Störmthaler See zur Nutzung freigegeben - Zugewinn fürs Leipziger Neuseenland

Zahlreiche Besucher bei der 1. Tour de See

Großpösna. Der Störmthaler See im südlichen Leipziger Neuseenland wurde am 27. April 2014 für den Gemeingebrauch freigegeben. Erlaubt sind seither das Baden und Befahren des Gewässers mit muskelbetriebenen Booten, wobei im Störmthaler Kanal vom See bis zur Kanupark-Schleuse nur Letzteres möglich ist. Von dieser Regelung ausgenommen sind mit gelben Bojen markierte Verbotszonen, u. a. die Göhrener Insel, die als Vorranggebiet für Natur und Landschaft gekennzeichnet ist.

Bevor im See angebadet wurde, gab es auf der Bühne eine Gesprächsrunde. Angereist war der sächsische Staatsminister für Umwelt und Landwirtschaft, Frank Kupfer. Er verwies auf die Millionen-Investitionen des Freistaats, die der Freigabe des Störmthaler Sees vorausgegangen waren, und betonte, dass die Förderung des Leipziger Neuseenlandes auch künftig gewährleistet wird. Klaus Zschiedrich, Vorsitzender der LMBV-Geschäftsführung, erinnerte an die bereits gemeisterten Vorhaben wie die Böschungssicherung und Flutung im Bereich des ehemaligen Tagebaus Espenhain, aber auch an den Bau und das Verankern der VINETA auf dem See. Einige Aufgaben seien noch zu Ende zu bringen, darunter die Vorflutanbindung, ein Teil des Wirtschaftswegebaus am See, das Verwahren und Sichern untertägiger Strecken und Altbrunnen beziehungsweise Filterbrunnen sowie das weitere Gewässermonitoring. Während der offiziellen Feierstunde auf der Magdeborner Halbinsel wurde das neue Logo des Störmthaler Sees von Landrat Dr. Gerhard Gey enthüllt. Großpösnas Bürgermeisterin Dr.
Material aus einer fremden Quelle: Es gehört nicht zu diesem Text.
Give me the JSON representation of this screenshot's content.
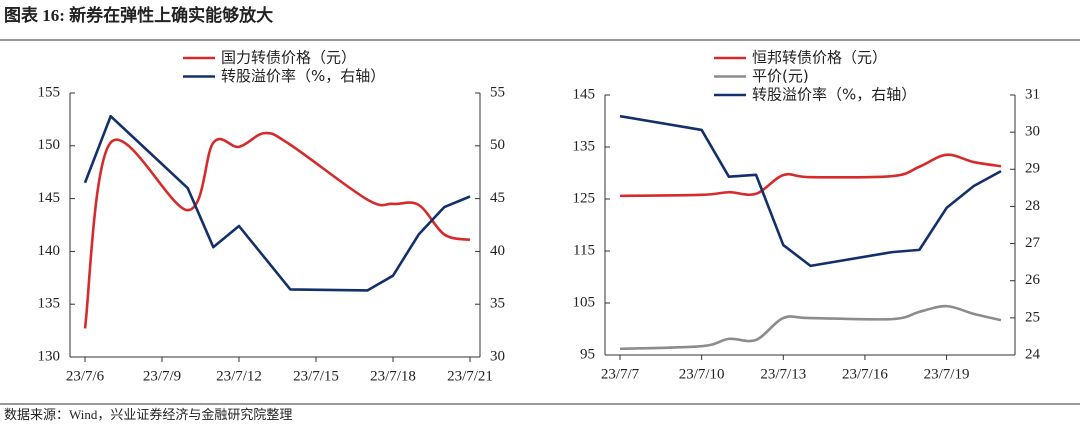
{
  "title": "图表 16:  新券在弹性上确实能够放大",
  "source": "数据来源：Wind，兴业证券经济与金融研究院整理",
  "chart_data": [
    {
      "type": "line",
      "x": [
        "23/7/6",
        "23/7/7",
        "23/7/10",
        "23/7/11",
        "23/7/12",
        "23/7/13",
        "23/7/14",
        "23/7/17",
        "23/7/18",
        "23/7/19",
        "23/7/20",
        "23/7/21"
      ],
      "xticks": [
        "23/7/6",
        "23/7/9",
        "23/7/12",
        "23/7/15",
        "23/7/18",
        "23/7/21"
      ],
      "ylim": [
        130,
        155
      ],
      "yticks": [
        130,
        135,
        140,
        145,
        150,
        155
      ],
      "y2lim": [
        30,
        55
      ],
      "y2ticks": [
        30,
        35,
        40,
        45,
        50,
        55
      ],
      "series": [
        {
          "name": "国力转债价格（元）",
          "color": "#d62b2b",
          "smooth": true,
          "values": [
            132.7,
            150.3,
            143.9,
            150.3,
            149.9,
            151.2,
            150.1,
            144.9,
            144.5,
            144.4,
            141.6,
            141.1
          ]
        },
        {
          "name": "转股溢价率（%，右轴）",
          "color": "#13306b",
          "axis": "y2",
          "smooth": false,
          "values": [
            46.5,
            52.8,
            46.0,
            40.4,
            42.4,
            39.4,
            36.4,
            36.3,
            37.7,
            41.6,
            44.2,
            45.2
          ]
        }
      ]
    },
    {
      "type": "line",
      "x": [
        "23/7/7",
        "23/7/10",
        "23/7/11",
        "23/7/12",
        "23/7/13",
        "23/7/14",
        "23/7/17",
        "23/7/18",
        "23/7/19",
        "23/7/20",
        "23/7/21"
      ],
      "xticks": [
        "23/7/7",
        "23/7/10",
        "23/7/13",
        "23/7/16",
        "23/7/19"
      ],
      "ylim": [
        95,
        145
      ],
      "yticks": [
        95,
        105,
        115,
        125,
        135,
        145
      ],
      "y2lim": [
        24,
        31
      ],
      "y2ticks": [
        24,
        25,
        26,
        27,
        28,
        29,
        30,
        31
      ],
      "series": [
        {
          "name": "恒邦转债价格（元）",
          "color": "#d62b2b",
          "smooth": true,
          "values": [
            125.6,
            125.8,
            126.3,
            126.0,
            129.6,
            129.2,
            129.4,
            131.2,
            133.5,
            132.1,
            131.3
          ]
        },
        {
          "name": "平价(元)",
          "color": "#8c8c8c",
          "smooth": true,
          "values": [
            96.2,
            96.7,
            98.1,
            97.9,
            102.1,
            102.1,
            101.9,
            103.3,
            104.4,
            102.9,
            101.7
          ]
        },
        {
          "name": "转股溢价率（%，右轴）",
          "color": "#13306b",
          "axis": "y2",
          "smooth": false,
          "values": [
            30.43,
            30.06,
            28.8,
            28.85,
            26.96,
            26.4,
            26.77,
            26.83,
            27.96,
            28.55,
            28.95
          ]
        }
      ]
    }
  ]
}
Gabriela Lantzsch richtete Dankesworte an alle, die zur Freigabe beigetragen haben und wünschte sich eine naturnahe und harmonische Entwicklung des Störmthaler Sees.

Weit über 10.000 Besucher erkundeten die Ufer und das Gewässer im Rahmen der 1. Tour de See zu Fuß, Fahrrad und E-Roller, surfend oder schwimmend, mit Paddelboot, Fahrgastschiff und Amphibienfahrzeug. Rund um den Störmthaler See waren 27 Stationen aufgebaut, an denen sich Unternehmen und Vereine vorstellten und Lust auf weitere Besuche weckten.